Alex looked up and saw the Soul Foundry stretched all of the way to the top of Aria. The foundry was wider at the bases than it was in the middle, giving it the impression of two pyramids that touched at the tips. Odessa turned left again and led him toward an area that glowed with orange light.
“I would have to say the first person I ever truly loved is another thing I’ll never forget,” Odessa continued, “but it happened so recently that only time will tell. Your father, Thomas Zane, was an amazing man. He was your height and had muscles like yours.” She looked him over and smiled. “His hair was the same color as yours too, but he kept his longer and back in a pony tail. He was Daein, from the Realm of Magic.”
“How did the two of you meet?” Alex asked. He realized the area they were walking toward was a lake of roiling fire.
“I started running from Azreal as soon as I realized he was planning to kill the Overlord of Hell,” his mother said. “I knew that once that happened, my twin would begin killing off the other Demon Lords and Ladies and raise others to their positions if he kept any. As far back as I could remember, Azreal was always a cruel and ambitious soul, but we were twin souls, always born together.
“A few thousand years ago, I began to realize that the war between the angels and demons was pointless.
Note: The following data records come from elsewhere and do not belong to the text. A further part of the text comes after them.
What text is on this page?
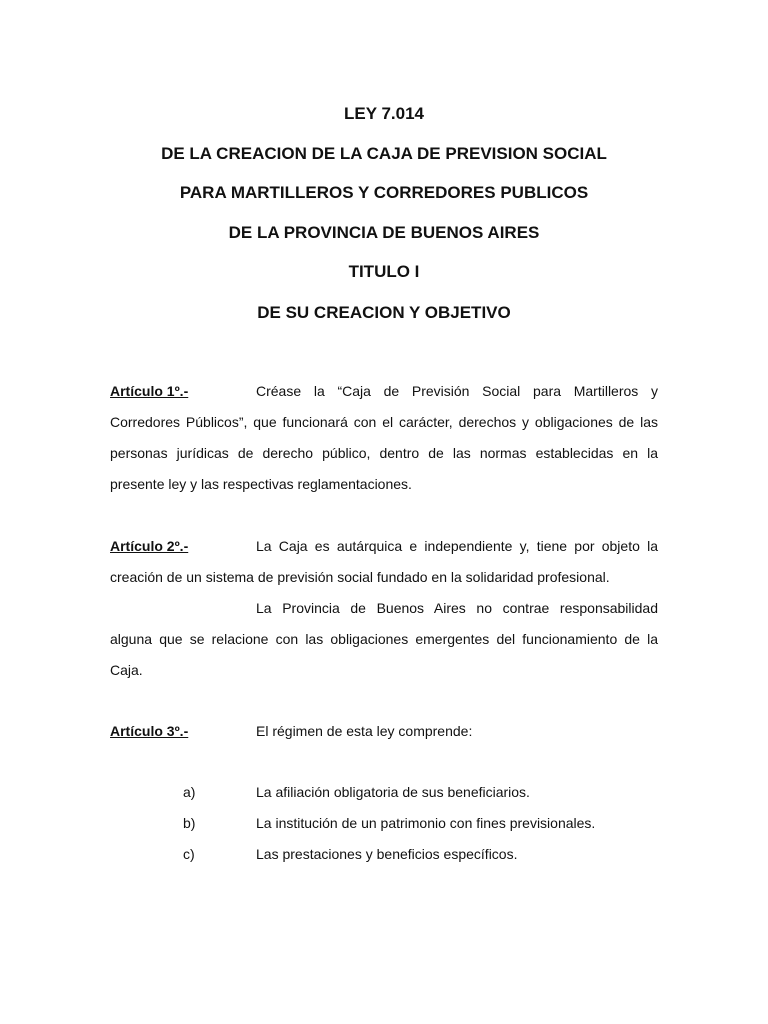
LEY 7.014
DE LA CREACION DE LA CAJA DE PREVISION SOCIAL
PARA MARTILLEROS Y CORREDORES PUBLICOS
DE LA PROVINCIA DE BUENOS AIRES
TITULO I
DE SU CREACION Y OBJETIVO
Artículo 1º.-	Créase la “Caja de Previsión Social para Martilleros y
Corredores Públicos”, que funcionará con el carácter, derechos y obligaciones de las
personas jurídicas de derecho público, dentro de las normas establecidas en la
presente ley y las respectivas reglamentaciones.
Artículo 2º.-	La Caja es autárquica e independiente y, tiene por objeto la
creación de un sistema de previsión social fundado en la solidaridad profesional.
La Provincia de Buenos Aires no contrae responsabilidad
alguna que se relacione con las obligaciones emergentes del funcionamiento de la
Caja.
Artículo 3º.-	El régimen de esta ley comprende:
a)	La afiliación obligatoria de sus beneficiarios.
b)	La institución de un patrimonio con fines previsionales.
c)	Las prestaciones y beneficios específicos.
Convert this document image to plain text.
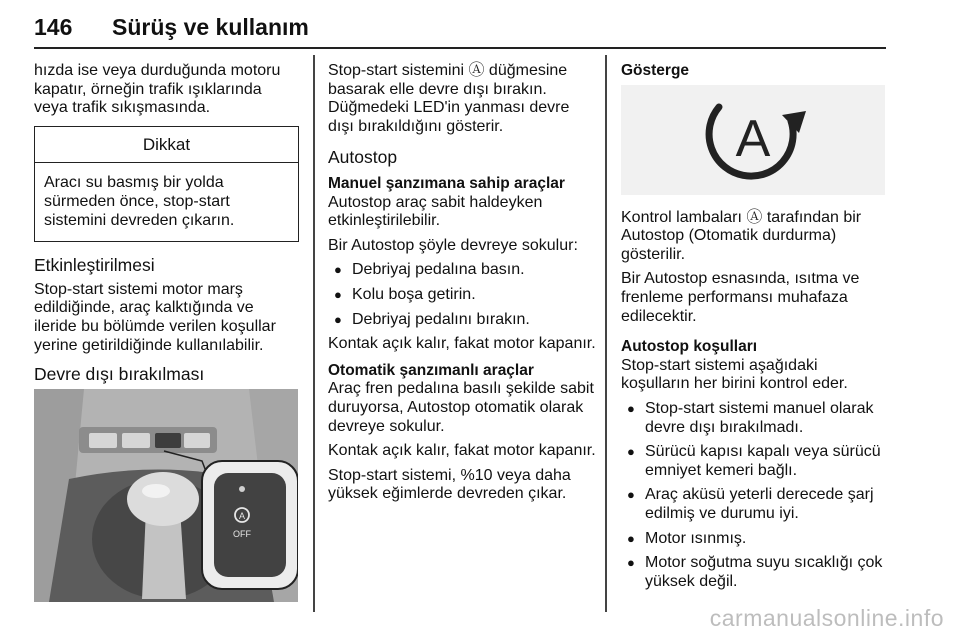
146 Sürüş ve kullanım

hızda ise veya durduğunda motoru kapatır, örneğin trafik ışıklarında veya trafik sıkışmasında.

Dikkat
Aracı su basmış bir yolda sürmeden önce, stop-start sistemini devreden çıkarın.
Etkinleştirilmesi

Stop-start sistemi motor marş edildiğinde, araç kalktığında ve ileride bu bölümde verilen koşullar yerine getirildiğinde kullanılabilir.

Devre dışı bırakılması
A
OFF

Stop-start sistemini Ⓐ düğmesine basarak elle devre dışı bırakın. Düğmedeki LED'in yanması devre dışı bırakıldığını gösterir.

Autostop
Manuel şanzımana sahip araçlar

Autostop araç sabit haldeyken etkinleştirilebilir.

Bir Autostop şöyle devreye sokulur:

● Debriyaj pedalına basın.
● Kolu boşa getirin.
● Debriyaj pedalını bırakın.

Kontak açık kalır, fakat motor kapanır.

Otomatik şanzımanlı araçlar

Araç fren pedalına basılı şekilde sabit duruyorsa, Autostop otomatik olarak devreye sokulur.

Kontak açık kalır, fakat motor kapanır.

Stop-start sistemi, %10 veya daha yüksek eğimlerde devreden çıkar.

Gösterge
A

Kontrol lambaları Ⓐ tarafından bir Autostop (Otomatik durdurma) gösterilir.

Bir Autostop esnasında, ısıtma ve frenleme performansı muhafaza edilecektir.

Autostop koşulları

Stop-start sistemi aşağıdaki koşulların her birini kontrol eder.

● Stop-start sistemi manuel olarak devre dışı bırakılmadı.
● Sürücü kapısı kapalı veya sürücü emniyet kemeri bağlı.
● Araç aküsü yeterli derecede şarj edilmiş ve durumu iyi.
● Motor ısınmış.
● Motor soğutma suyu sıcaklığı çok yüksek değil.
carmanualsonline.info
We rail against one another to the benefit of none. I grew tired of an eternity of looking over my shoulder, waiting for a dagger in my back, so I left Hell. A few hundred years ago, I left and ran as hard as I could, hiding in the shadows, darting from one to the next.”
They drew up to the lake of fire, and Odessa held her hands out to it. She seemed to welcome the heat while Alex edged away from it. His mother looked at him. “Hell is a complex maze of floating walkways above a dead star. The Black Sun may be dead and not give off any light, but it is still extremely hot. I’m never warm anymore,” she whispered.
Although he had known his mother for less than an hour, Alex felt drawn to comfort her. He put his arms around Odessa, and she hugged him back. The son released his mother, and she gave him another sad smile.
“Thank you,” Odessa said. “Where was I?”
“You were darting from one shadow to another,” Alex said.